Sweet's photography has won both portfolio and spotlight prizes in Black and White Magazine, and a 2nd prize and Editor's Pick in Life Framer's "Black & White" and "Human Body" awards in 2024. He has written for the Evergreen Review, Canadian Teacher Magazine, Reed Magazine, English Journal, Photo Life Magazine, and Digital Camera magazine in the UK. He was a regular contributor to The Huffington Post photography section from 2014 until early 2017.

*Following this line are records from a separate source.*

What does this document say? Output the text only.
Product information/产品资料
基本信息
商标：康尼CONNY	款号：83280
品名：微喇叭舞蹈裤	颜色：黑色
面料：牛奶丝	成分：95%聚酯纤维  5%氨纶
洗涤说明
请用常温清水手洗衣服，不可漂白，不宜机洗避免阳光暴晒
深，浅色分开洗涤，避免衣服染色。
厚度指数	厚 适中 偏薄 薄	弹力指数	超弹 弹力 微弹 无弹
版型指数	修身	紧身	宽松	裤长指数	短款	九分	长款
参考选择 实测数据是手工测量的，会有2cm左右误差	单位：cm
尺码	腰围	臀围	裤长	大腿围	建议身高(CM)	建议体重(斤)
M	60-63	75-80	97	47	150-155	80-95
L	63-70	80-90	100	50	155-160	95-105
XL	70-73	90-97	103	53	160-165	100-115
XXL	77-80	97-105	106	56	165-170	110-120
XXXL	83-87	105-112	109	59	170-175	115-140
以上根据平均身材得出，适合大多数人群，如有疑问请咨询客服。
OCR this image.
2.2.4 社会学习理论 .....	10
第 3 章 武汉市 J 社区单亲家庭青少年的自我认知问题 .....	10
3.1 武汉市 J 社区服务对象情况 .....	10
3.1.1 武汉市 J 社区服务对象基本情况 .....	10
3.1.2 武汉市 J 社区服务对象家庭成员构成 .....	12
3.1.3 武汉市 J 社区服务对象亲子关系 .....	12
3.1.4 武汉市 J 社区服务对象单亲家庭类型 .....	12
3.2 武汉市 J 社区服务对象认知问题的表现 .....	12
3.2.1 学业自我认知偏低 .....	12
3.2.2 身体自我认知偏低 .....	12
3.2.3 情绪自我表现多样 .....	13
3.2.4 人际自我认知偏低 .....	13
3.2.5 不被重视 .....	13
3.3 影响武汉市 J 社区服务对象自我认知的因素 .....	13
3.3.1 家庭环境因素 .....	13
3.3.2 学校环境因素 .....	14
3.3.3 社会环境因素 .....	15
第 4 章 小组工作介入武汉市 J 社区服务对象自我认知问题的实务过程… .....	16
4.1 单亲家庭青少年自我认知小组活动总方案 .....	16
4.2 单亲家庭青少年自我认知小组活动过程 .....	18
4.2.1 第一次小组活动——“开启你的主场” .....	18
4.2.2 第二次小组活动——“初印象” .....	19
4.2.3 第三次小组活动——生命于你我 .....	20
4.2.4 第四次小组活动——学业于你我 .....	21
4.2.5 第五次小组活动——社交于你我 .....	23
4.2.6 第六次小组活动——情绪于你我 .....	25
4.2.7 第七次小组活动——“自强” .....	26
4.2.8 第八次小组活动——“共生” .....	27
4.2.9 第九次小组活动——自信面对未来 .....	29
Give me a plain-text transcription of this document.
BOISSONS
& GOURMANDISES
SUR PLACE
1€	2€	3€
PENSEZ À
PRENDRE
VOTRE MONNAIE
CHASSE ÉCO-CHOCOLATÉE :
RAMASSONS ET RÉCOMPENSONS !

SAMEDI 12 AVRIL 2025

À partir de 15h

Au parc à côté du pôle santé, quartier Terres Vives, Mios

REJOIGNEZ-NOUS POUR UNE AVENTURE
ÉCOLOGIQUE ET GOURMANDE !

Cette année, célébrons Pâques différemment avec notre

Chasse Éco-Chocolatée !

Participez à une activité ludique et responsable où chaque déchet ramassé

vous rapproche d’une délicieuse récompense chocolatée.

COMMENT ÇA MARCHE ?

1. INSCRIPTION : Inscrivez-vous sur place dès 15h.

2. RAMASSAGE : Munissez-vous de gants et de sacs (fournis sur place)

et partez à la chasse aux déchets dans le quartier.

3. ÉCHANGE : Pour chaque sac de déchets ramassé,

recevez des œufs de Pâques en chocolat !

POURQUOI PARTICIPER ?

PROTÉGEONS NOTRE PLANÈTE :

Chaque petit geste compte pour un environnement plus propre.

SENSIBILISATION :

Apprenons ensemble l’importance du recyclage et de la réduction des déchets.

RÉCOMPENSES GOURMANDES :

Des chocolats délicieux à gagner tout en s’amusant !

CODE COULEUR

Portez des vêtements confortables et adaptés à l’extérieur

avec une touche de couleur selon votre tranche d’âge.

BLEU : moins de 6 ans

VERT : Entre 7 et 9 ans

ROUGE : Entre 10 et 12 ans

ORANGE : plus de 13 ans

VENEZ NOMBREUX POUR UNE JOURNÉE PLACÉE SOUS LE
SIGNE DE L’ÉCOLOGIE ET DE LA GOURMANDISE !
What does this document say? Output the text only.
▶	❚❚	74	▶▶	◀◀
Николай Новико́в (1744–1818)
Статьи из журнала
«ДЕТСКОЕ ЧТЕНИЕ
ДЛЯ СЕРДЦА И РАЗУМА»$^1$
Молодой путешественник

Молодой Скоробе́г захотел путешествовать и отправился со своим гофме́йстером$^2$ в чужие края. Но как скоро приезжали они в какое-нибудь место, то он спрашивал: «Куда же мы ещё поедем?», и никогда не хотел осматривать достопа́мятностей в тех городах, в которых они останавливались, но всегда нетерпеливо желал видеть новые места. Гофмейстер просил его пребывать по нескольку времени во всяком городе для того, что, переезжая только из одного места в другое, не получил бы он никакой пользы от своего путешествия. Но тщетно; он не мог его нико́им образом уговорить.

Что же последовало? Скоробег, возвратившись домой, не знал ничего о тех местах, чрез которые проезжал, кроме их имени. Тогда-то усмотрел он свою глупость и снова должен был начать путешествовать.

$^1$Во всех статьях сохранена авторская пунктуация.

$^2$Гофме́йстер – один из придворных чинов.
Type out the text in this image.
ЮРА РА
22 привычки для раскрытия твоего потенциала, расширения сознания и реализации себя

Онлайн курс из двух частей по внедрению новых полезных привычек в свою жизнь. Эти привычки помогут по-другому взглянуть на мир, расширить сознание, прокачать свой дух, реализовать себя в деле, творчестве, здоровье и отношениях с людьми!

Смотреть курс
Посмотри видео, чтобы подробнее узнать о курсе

In 2018, Sweet appeared in Garry Winogrand: All Things Are Photographable, a feature-length documentary film on the life of photographer Garry Winogrand produced by Sasha Waters Freyer. In 2021, Sweet appeared in the film, Fill The Frame, a documentary about street photography in New York City.

Sweet wrote for Canada's Photo Life magazine from 2015 until its closure in 2021. He now contributes regularly to F-Stop Magazine as a photography critic. Sweet has also been a regular contributor to Canadian Teacher Magazine since 2008.

==Personal life==

Sweet is married to poet Matthew Hittinger.

==Publications==
===Books of work by Sweet===
- The Human Fragment. Brooklyn, NY: Brooklyn Arts, 2013. Second edition, 2017. ISBN 978-1936767243. With a foreword by Michael Musto.
- Michael Sweet's Coney Island. Brooklyn, New York: Brooklyn Arts, 2015. ISBN 978-1936767403.
- Disposable Camera. Purple Poetry, 2016. ISBN 978-0987756466.

===Booklets of work by Sweet===
- The Street Photography Bible: an Opinionated Little Guide to Street Photography. Self-published, 2014. ISBN 978-1499374438.